The popular image of a website being hacked involves someone at a keyboard, carefully probing a specific target. For most WordPress sites, the reality is different. Attacks come from distributed bot networks executing automated scripts that run continuously, methodically, and without any human attention directed at your site specifically. Your store is one entry in a list of millions.

Understanding how this works makes it easier to understand what protection actually accomplishes and what it does not.

The login page

WordPress's login endpoint is located at the same URL on every WordPress installation: wp-login.php. Automated bots know this. They cycle through lists of usernames, starting with the most common defaults like "admin", "administrator", and your domain name, then pairing them against password lists harvested from previous data breaches.

Without rate limiting or lockout rules, a WordPress login page will accept these attempts indefinitely. A bot can test thousands of combinations per hour from a single IP, or spread attempts across a botnet to avoid any per-IP threshold.

At EasWrk, login rate limiting is enforced at the server level. After a threshold of failed attempts from a single source, that source is temporarily blocked. This handles a significant share of basic credential-stuffing traffic, though it is not a complete defense against distributed attempts that use large numbers of IP addresses.

xmlrpc.php

WordPress includes a remote access endpoint at xmlrpc.php, originally designed for external publishing tools and mobile apps. It has a specific property that attackers exploit heavily: it accepts credential tests in batches, meaning a single request can test hundreds of username and password combinations at once. This allows attackers to bypass per-request rate limiting on wp-login.php entirely.

Many WordPress administrators who do not use the features xmlrpc.php enables disable it entirely. This is a common and reasonable hardening step. If you do not publish from a mobile app or use an external blog publishing tool, you probably do not need xmlrpc.php open.

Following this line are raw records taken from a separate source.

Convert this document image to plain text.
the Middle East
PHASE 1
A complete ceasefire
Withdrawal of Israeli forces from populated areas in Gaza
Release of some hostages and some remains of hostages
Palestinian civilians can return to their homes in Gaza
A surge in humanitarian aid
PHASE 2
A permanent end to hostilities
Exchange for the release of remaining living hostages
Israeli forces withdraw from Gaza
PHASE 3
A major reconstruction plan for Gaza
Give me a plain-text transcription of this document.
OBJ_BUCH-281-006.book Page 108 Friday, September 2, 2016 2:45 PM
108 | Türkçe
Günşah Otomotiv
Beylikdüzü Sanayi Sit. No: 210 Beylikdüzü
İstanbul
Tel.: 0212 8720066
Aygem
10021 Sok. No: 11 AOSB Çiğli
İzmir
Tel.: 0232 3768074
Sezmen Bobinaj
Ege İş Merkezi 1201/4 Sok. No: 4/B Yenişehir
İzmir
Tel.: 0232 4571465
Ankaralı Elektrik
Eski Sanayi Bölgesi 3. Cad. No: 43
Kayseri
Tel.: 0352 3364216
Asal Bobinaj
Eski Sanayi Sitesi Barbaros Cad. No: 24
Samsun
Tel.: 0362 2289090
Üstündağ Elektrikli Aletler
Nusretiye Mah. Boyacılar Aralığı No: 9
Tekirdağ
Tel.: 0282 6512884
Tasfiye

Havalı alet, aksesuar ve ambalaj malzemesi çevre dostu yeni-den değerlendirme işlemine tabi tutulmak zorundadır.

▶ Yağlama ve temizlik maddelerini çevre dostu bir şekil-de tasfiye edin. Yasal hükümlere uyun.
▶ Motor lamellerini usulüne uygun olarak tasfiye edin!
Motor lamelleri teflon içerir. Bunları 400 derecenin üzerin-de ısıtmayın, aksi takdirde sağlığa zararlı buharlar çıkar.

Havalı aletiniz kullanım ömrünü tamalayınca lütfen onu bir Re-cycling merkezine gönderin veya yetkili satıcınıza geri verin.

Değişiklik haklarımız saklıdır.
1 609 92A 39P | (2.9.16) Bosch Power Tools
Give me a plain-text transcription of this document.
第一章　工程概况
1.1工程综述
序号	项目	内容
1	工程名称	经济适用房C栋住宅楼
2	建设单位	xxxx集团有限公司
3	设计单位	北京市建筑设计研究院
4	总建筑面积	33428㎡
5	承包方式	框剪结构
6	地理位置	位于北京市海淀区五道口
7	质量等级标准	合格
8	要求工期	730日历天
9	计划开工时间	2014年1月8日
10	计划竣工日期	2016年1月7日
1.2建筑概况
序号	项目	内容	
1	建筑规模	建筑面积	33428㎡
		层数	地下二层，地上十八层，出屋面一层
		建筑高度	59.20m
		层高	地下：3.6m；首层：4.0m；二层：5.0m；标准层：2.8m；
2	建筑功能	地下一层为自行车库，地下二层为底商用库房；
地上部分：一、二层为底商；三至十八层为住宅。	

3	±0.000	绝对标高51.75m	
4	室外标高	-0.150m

Disabling xmlrpc.php removes one of the most commonly abused WordPress attack surfaces. If you are unsure whether your site uses it, WrkPilot can check your plugins for anything that depends on it.

Plugin vulnerability scanning

Automated scanners regularly probe WordPress installations to identify which plugins and themes are installed and what version they are running. Once identified, that version is cross-referenced against public vulnerability databases. Security researchers publish CVE records for WordPress plugin vulnerabilities. WPScan maintains a widely used database specifically for WordPress-related vulnerabilities. Both are publicly accessible.

Any site running a known-vulnerable plugin version becomes a specific, prioritized target. Bots execute the known exploit, whether that is an unauthenticated file upload, a SQL injection, or a remote code execution path, depending on what the vulnerability allows.

This is why the gap between "plugin update released" and "update applied on your site" is a meaningful security variable. A plugin with a critical vulnerability that has been patched still poses risk to every installation still running the old version.

What you can see in your logs

If you look at your PHP error log or server access log during a typical week, you will usually find evidence of this activity: repeated requests to wp-login.php, probes for wp-config.php and other sensitive files, requests testing for specific vulnerability patterns that correspond to known CVEs.

Most of it is background noise that your WAF is already blocking at the edge. But reviewing logs periodically is still useful. Unusual patterns, high error rates, or unexpected 500 responses can indicate something worth looking into.

WrkPilot can retrieve and summarize your error logs directly from your account. Asking it to check what is in your error log is a low-effort way to stay on top of what is happening, even when nothing obvious has gone wrong.

The goal is to be a harder target, not an impossible one

No configuration makes a WordPress site immune to attack. The practical goal is to make your site a meaningfully worse target than an unprotected install, and to ensure that when something does get through, the damage is contained and recovery is fast.

Rate limiting, current plugin versions, WAF rules, and regular backups in combination cover most of the realistic attack surface for a small to medium WooCommerce store. None of them individually is sufficient. Together, they represent a practical and maintainable security posture.